Plant Physiol, April 2002, Vol. 128, pp. 1346-1358

Transgenic Expression in Arabidopsis of a Polyprotein Construct Leading to Production of Two Different Antimicrobial Proteins¹

Centre of Microbial and Plant Genetics, Katholieke Universiteit Leuven, Kasteelpark Arenberg 20, B-3001 Heverlee, Belgium (I.E.J.A.F., M.F.C.D.B., G.D., I.J.W.M.G., P.F.J.W., B.P.A.C., W.F.B.); Flanders Interuniversity Institute of Biotechnology, Rijvisschestraat 120, B-9052 Gent, Belgium (M.F.C.D.B., I.J.W.M.G., P.F.J.W., B.P.A.C.); Afdeling Vergelijkende Fysiologie en Morfologie Dieren, Katholieke Universiteit Leuven, Naamsestraat 59, B-3000 Leuven, Belgium (P.D.V.); Departement Microbiologie en Immunologie, Katholieke Universiteit Leuven, Minderbroedersstraat 10, B-3000 Leuven, Belgium (P.P.); and Institute for Animal Science and Health (ID-DLO), P.O. Box 65, Lelystad 8200 AB, The Netherlands (W.M.M.S.)

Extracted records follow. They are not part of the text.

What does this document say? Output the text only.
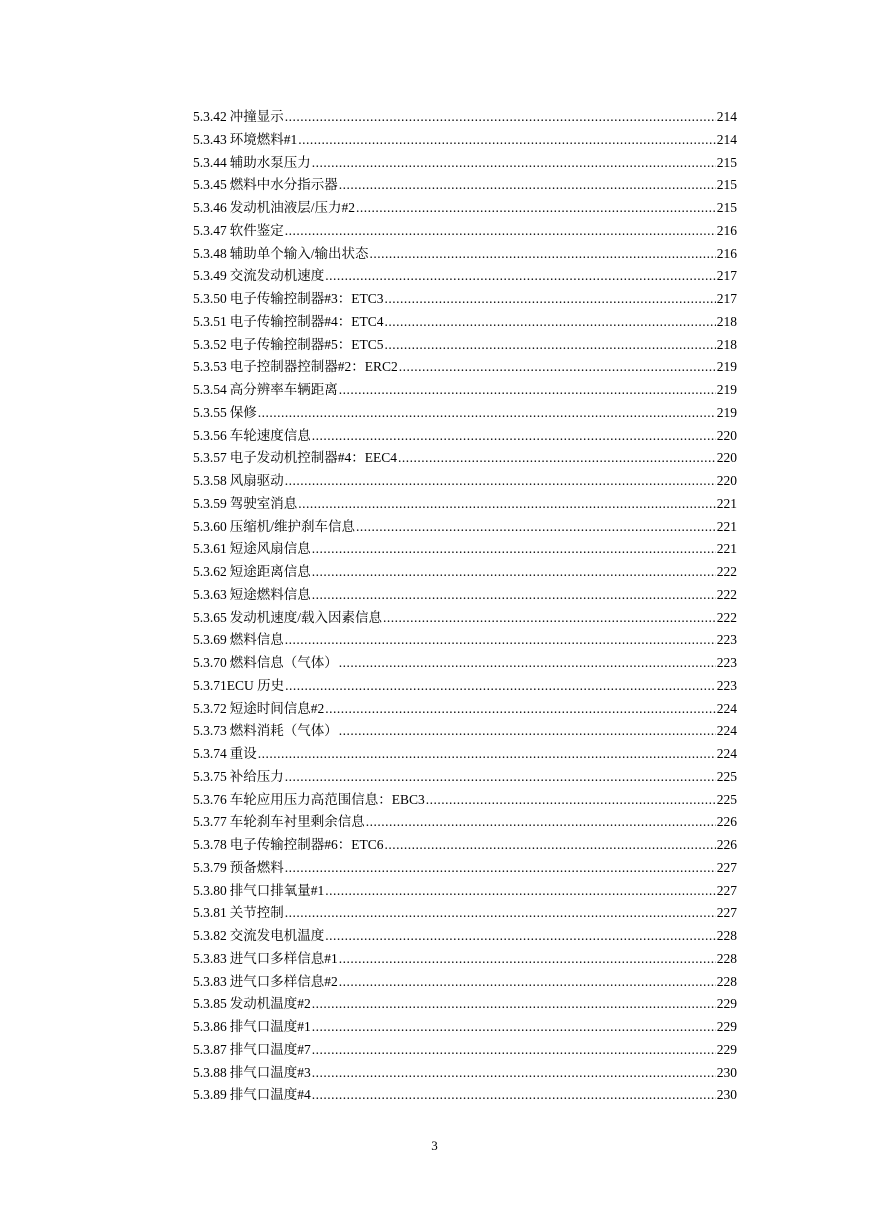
5.3.42 冲撞显示 .....	214
5.3.43 环境燃料#1 .....	214
5.3.44 辅助水泵压力 .....	215
5.3.45 燃料中水分指示器 .....	215
5.3.46 发动机油液层/压力#2 .....	215
5.3.47 软件鉴定 .....	216
5.3.48 辅助单个输入/输出状态 .....	216
5.3.49 交流发动机速度 .....	217
5.3.50 电子传输控制器#3：ETC3 .....	217
5.3.51 电子传输控制器#4：ETC4 .....	218
5.3.52 电子传输控制器#5：ETC5 .....	218
5.3.53 电子控制器控制器#2：ERC2 .....	219
5.3.54 高分辨率车辆距离 .....	219
5.3.55 保修 .....	219
5.3.56 车轮速度信息 .....	220
5.3.57 电子发动机控制器#4：EEC4 .....	220
5.3.58 风扇驱动 .....	220
5.3.59 驾驶室消息 .....	221
5.3.60 压缩机/维护刹车信息 .....	221
5.3.61 短途风扇信息 .....	221
5.3.62 短途距离信息 .....	222
5.3.63 短途燃料信息 .....	222
5.3.65 发动机速度/载入因素信息 .....	222
5.3.69 燃料信息 .....	223
5.3.70 燃料信息（气体） .....	223
5.3.71 ECU 历史 .....	223
5.3.72 短途时间信息#2 .....	224
5.3.73 燃料消耗（气体） .....	224
5.3.74 重设 .....	224
5.3.75 补给压力 .....	225
5.3.76 车轮应用压力高范围信息：EBC3 .....	225
5.3.77 车轮刹车衬里剩余信息 .....	226
5.3.78 电子传输控制器#6：ETC6 .....	226
5.3.79 预备燃料 .....	227
5.3.80 排气口排氧量#1 .....	227
5.3.81 关节控制 .....	227
5.3.82 交流发电机温度 .....	228
5.3.83 进气口多样信息#1 .....	228
5.3.83 进气口多样信息#2 .....	228
5.3.85 发动机温度#2 .....	229
5.3.86 排气口温度#1 .....	229
5.3.87 排气口温度#7 .....	229
5.3.88 排气口温度#3 .....	230
5.3.89 排气口温度#4 .....	230
3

We developed a method for expression in Arabidopsis of a transgene encoding a cleavable chimeric polyprotein. The polyprotein precursor consists of a leader peptide and two different antimicrobial proteins (AMPs), DmAMP1 originating from Dahlia merckii seeds and RsAFP2 originating from Raphanus sativus seeds, which are linked by an intervening sequence ("linker peptide") originating from a natural polyprotein occurring in seed of Impatiens balsamina. The chimeric polyprotein was found to be cleaved in transgenic Arabidopsis plants and the individual AMPs were secreted into the extracellular space. Both AMPs were found to exert antifungal activity in vitro. It is surprising that the amount of AMPs produced in plants transformed with some of the polyprotein transgene constructs was significantly higher compared with the amount in plants transformed with a transgene encoding a single AMP, indicating that the polyprotein expression strategy may be a way to boost expression levels of small proteins.